Степан Парфеныч приближается к Мите, большим заскорузлым пальцем тычет в прореху на плече.
— Это что?
— Порвал малость.
Запускает палец в прореху, рвет дальше.
— Что ж он тебе рубаху не справит? — Опять окидывает взглядом мебель, книги. — Хитро ты придумал… К интеллигенции, стало быть, пристроился. — И вдруг, скрипнув зубами, тихо, угрожающе: — Ты вот что… Давай собирай свои шмутки. Что тут твоего? Бери и пошел. Поизгалялся над отцом и будет.
Митя бледнеет, первый раз подымает глаза на отца.
— Не пойду.
— Пойдешь.
— Не пойду.
— Вон как… Не пойдешь? Щенок. Да ты у меня бегом побежишь.
В это время приходит Хмелев.
— Что тут происходит? — спрашивает он, потирая руки с холода.
— Пойдем, — говорит Степан Парфеныч Мите.
— Он не пойдет.
— А ты не встревай, — говорит Степан Парфеныч Хмелеву.
— А почему не встревать?
«Пугнуть его, что ли? — соображает Степан Парфеныч. — Может, вызвать в другую комнату да нож показать? Он недалеко — за голенищем валенка. Да нет… Шрам, глаза спокойные, голос негромкий. Скажет и замолчит. Видать, фронтовик. Этого не напугаешь».
Тихо. Безветренно. Мороза градусов тридцать, не больше. На спуске к Оби лыжи, ледянки, салазки. Мальчишки построили из снега трамплин. Малыши с санками, постарше — на лыжах. Копейка раскраснелась, и лицо ее похоже на спелое яблоко.
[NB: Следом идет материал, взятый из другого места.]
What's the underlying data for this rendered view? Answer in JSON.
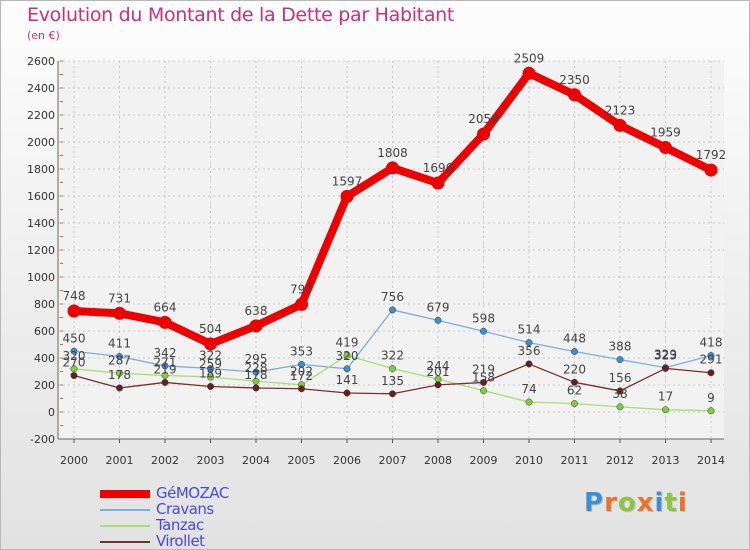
{
  "title": "Evolution du Montant de la Dette par Habitant",
  "unit": "(en €)",
  "logo": {
    "letters": [
      "P",
      "r",
      "o",
      "x",
      "i",
      "t",
      "i"
    ],
    "colors": [
      "#3b8fd4",
      "#e8732a",
      "#8cc63e",
      "#e8732a",
      "#3b8fd4",
      "#8cc63e",
      "#e8732a"
    ]
  },
  "chart_data": {
    "type": "line",
    "x": [
      "2000",
      "2001",
      "2002",
      "2003",
      "2004",
      "2005",
      "2006",
      "2007",
      "2008",
      "2009",
      "2010",
      "2011",
      "2012",
      "2013",
      "2014"
    ],
    "ylim": [
      -200,
      2600
    ],
    "yticks": [
      "-200",
      "0",
      "200",
      "400",
      "600",
      "800",
      "1000",
      "1200",
      "1400",
      "1600",
      "1800",
      "2000",
      "2200",
      "2400",
      "2600"
    ],
    "grid": true,
    "legend_position": "bottom-left",
    "series": [
      {
        "name": "GéMOZAC",
        "color": "#ee0000",
        "marker": "#ee0000",
        "width": 8,
        "radius": 6.5,
        "values": [
          748,
          731,
          664,
          504,
          638,
          797,
          1597,
          1808,
          1696,
          2059,
          2509,
          2350,
          2123,
          1959,
          1792
        ],
        "labels": [
          "748",
          "731",
          "664",
          "504",
          "638",
          "797",
          "1597",
          "1808",
          "1696",
          "2059",
          "2509",
          "2350",
          "2123",
          "1959",
          "1792"
        ]
      },
      {
        "name": "Cravans",
        "color": "#7aafe0",
        "marker": "#3d8ed6",
        "width": 1.3,
        "radius": 3.2,
        "values": [
          450,
          411,
          342,
          322,
          295,
          353,
          320,
          756,
          679,
          598,
          514,
          448,
          388,
          329,
          418
        ],
        "labels": [
          "450",
          "411",
          "342",
          "322",
          "295",
          "353",
          "320",
          "756",
          "679",
          "598",
          "514",
          "448",
          "388",
          "329",
          "418"
        ]
      },
      {
        "name": "Tanzac",
        "color": "#a7df72",
        "marker": "#7fcf3a",
        "width": 1.3,
        "radius": 3.2,
        "values": [
          320,
          287,
          271,
          259,
          228,
          202,
          419,
          322,
          244,
          158,
          74,
          62,
          38,
          17,
          9
        ],
        "labels": [
          "320",
          "287",
          "271",
          "259",
          "228",
          "202",
          "419",
          "322",
          "244",
          "158",
          "74",
          "62",
          "38",
          "17",
          "9"
        ]
      },
      {
        "name": "Virollet",
        "color": "#7a2f2f",
        "marker": "#6a1f1f",
        "width": 1.3,
        "radius": 3.2,
        "values": [
          270,
          178,
          219,
          189,
          178,
          172,
          141,
          135,
          201,
          219,
          356,
          220,
          156,
          323,
          291
        ],
        "labels": [
          "270",
          "178",
          "219",
          "189",
          "178",
          "172",
          "141",
          "135",
          "201",
          "219",
          "356",
          "220",
          "156",
          "323",
          "291"
        ]
      }
    ]
  }
}
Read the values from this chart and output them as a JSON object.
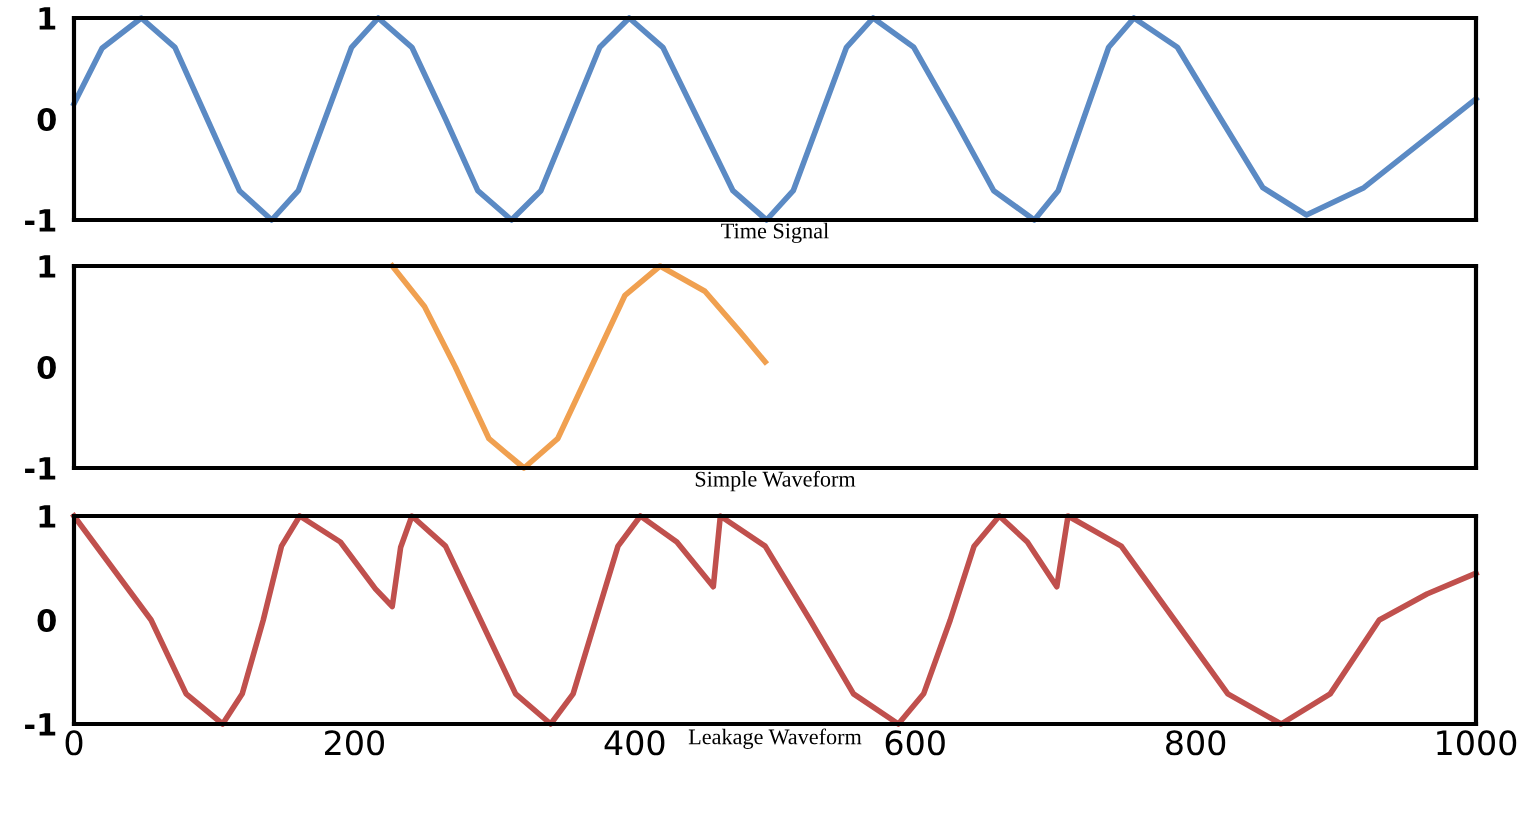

Черные ресницы в белом инее. Вся в снегу. Из всех девчат она одна пытается прыгать с трамплина.
Не торопясь подходит на лыжах Мамылин. Раз-два, раз-два… Правая лыжа — левая палка. Левая лыжа — правая палка. Раз-два, раз-два… Так их учили на уроке физкультуры. У него голубой, совсем новый лыжный костюм, меховая шапка с опущенными и подвязанными на подбородке ушами. От этого голова его кажется невероятно большой. Настоящий головастик. На ногах новенькие бурочки, белые, как снег. Он носит их с первых морозов, а на них все еще ни пятнышка. Должно быть, он их каждое утро чистит зубным порошком. И, наверно, у него есть специальная щеточка и лежит она около умывальника, всегда на своем месте.
На краю ската он останавливается и смотрит вниз.
— Поехали! — кричит Копейка.
Мамылин щурится от солнца. Копейка мелькнула, и нет ее. Позади вихрится легкий снег. Мамылину страшно. Мамылин твердо знает, что упадет, и это будет смешно. Если б никого рядом не было, было бы легче решиться.